Ma che cosa aveva fatto di particolarmente grave Pasolini? Niente, per gli standard attuali. Vediamo. Il 30 settembre 1949, la sera della festa patronale a Ramuscello (frazione di Sesto al Reghena, in provincia di Pordenone, Friuli) il professor Pier Paolo Pasolini, insegnante di scuola media e noto attivista comunista, si era infrattato in un campo con tre ragazzotti tutti tra i quindici e sedici anni, che poi erano stati ricompensati con 10 lire a testa (una decina di euro odierni). La cosa, tuttavia, si era risaputa ed era finita nell’orecchio dei carabinieri. Nessuno aveva sporto denuncia, ma c’erano implicati dei minorenni e la cosa andò avanti d’ufficio. Il ventisettenne Pasolini era già un personaggio noto nella zona tra Pordenone e Udine: insegnava a Valvasone, scriveva di poesia e saggistica, pronunciava discorsi per il partito di cui era ardente oratore e tesserato dal 1947. Quella sera era venuto alla festa col cugino Nico, figlio della sorella di sua madre, anche lui omosessuale e poeta. Ma questi non aveva voluto seguirlo nell’avventura erotica. Solo che, qualche giorno dopo, i tre ragazzotti avevano litigato apertis verbis in pubblico e si erano insultati a vicenda descrivendo a tinte vivaci l’episodio avvenuto tra i cespugli di Ramuscello.

I carabinieri, sulla scorta della voce dilagata, indagarono e già nell’ottobre la pretura aprì il procedimento. La zia di Pasolini ottenne che le famiglie dei tre ragazzi restassero fuori dal processo in cambio di 100mila lire ciascuna, ma il procedimento penale proseguì, per forza di cose, d’ufficio. L’imputato, in appello, se la cavò abbastanza bene, dal momento che i tre minori erano stati abbondantemente consenzienti e gli “atti osceni” si erano svolti in luogo non certo pubblico. Detto appello si svolse nell’aprile del 1952 a Roma, perché fin dal 28 gennaio 1950 il professor Pasolini vi si era trasferito insieme alla madre, lasciando casa nottetempo e il Friuli con un treno dell’alba. L’intellettuale e la mamma erano letteralmente scappati da quelle terre ingrate, ma anche dall’ira funesta di Carlo Alberto, padre di Pier Paolo.

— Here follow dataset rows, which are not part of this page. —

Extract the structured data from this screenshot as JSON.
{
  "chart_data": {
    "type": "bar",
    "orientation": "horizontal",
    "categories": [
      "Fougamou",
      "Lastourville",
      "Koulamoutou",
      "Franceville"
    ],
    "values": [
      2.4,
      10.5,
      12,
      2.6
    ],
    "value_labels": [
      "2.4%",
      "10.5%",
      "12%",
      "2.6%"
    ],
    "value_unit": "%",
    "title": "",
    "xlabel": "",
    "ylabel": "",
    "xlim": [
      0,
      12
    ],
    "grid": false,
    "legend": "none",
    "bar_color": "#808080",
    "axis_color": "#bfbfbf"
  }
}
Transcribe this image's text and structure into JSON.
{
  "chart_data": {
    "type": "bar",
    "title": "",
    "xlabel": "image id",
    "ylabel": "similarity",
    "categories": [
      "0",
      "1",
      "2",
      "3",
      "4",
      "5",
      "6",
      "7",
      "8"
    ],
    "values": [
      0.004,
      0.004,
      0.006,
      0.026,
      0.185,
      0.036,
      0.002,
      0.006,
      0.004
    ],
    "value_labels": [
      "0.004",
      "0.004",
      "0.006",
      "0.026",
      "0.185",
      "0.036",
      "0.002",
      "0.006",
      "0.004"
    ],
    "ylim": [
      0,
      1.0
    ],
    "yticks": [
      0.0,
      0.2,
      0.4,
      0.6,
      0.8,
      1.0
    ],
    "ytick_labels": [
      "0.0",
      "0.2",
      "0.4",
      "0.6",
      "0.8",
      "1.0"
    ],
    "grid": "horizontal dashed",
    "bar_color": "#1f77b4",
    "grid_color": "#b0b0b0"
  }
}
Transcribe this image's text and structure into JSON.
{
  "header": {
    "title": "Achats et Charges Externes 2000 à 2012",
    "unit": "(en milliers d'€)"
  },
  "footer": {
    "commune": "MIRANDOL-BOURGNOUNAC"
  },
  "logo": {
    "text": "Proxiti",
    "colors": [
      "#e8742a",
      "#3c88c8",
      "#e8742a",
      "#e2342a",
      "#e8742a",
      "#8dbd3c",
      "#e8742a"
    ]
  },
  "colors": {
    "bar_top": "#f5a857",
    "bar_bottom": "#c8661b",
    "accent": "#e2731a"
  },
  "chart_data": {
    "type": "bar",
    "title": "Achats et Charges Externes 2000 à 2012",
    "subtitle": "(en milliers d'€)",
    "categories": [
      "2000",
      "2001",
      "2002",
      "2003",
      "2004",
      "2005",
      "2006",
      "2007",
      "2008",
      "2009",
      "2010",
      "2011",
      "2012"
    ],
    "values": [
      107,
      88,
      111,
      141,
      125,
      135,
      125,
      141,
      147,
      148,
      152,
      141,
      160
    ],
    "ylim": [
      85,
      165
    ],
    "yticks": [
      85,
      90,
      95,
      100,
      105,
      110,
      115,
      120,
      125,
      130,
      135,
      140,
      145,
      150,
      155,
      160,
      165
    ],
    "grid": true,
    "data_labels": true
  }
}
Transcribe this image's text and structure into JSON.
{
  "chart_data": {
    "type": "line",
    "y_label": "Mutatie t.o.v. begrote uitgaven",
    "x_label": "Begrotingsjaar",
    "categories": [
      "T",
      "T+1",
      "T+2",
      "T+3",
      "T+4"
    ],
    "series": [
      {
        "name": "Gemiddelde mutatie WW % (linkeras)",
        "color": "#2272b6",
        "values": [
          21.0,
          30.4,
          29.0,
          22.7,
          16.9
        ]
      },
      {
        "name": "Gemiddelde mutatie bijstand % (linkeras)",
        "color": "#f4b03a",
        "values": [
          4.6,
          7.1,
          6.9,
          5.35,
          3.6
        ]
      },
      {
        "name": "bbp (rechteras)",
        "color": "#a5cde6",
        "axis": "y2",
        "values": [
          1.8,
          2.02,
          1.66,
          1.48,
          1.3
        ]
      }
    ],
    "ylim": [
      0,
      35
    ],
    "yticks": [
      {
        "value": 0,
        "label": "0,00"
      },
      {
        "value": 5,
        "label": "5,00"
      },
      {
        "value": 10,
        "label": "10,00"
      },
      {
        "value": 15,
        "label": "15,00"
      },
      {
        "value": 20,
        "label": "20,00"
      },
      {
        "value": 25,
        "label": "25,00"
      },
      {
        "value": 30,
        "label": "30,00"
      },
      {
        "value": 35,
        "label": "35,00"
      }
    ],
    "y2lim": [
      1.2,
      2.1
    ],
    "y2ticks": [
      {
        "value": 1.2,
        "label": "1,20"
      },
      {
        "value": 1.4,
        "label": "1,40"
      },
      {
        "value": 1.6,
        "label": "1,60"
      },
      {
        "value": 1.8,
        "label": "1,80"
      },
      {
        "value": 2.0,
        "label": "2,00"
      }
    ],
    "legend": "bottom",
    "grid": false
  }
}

Quest’uomo, di nobiltà romagnola e fascista della prima ora, medaglia d’argento nella guerra d’Africa col grado di maggiore, era stato prigioniero degli inglesi dal 1941 al 1947. Al ritorno aveva trovato che suo figlio Guido, fratello minore di Pier Paolo e partigiano “bianco”, era stato ucciso nel 1945 con tutta la sua brigata “Osoppo” a Porzûs dai partigiani comunisti (tra le vittime, anche Francesco De Gregori, zio dell’omonimo cantautore). E che l’altro suo figlio era comunista e omosessuale. La goccia che aveva fatto traboccare il vaso era stata l’inchiesta dei carabinieri e il fattaccio di Ramuscello finito sulla stampa. L’uomo doveva aver dato di fuori da matto e la moglie doveva aver preso le difese di Pier Paolo (legatissimo a sua madre, tanto da utilizzare proprio lei per la parte della Madonna nel film Il Vangelo secondo Matteo). Da qui le valigie in fretta e furia. In una lettera di rammarico a un suo amico, Pasolini scrisse che, malgrado l’immeritata espulsione, «resto e resterò comunista, nel senso più autentico di questa parola».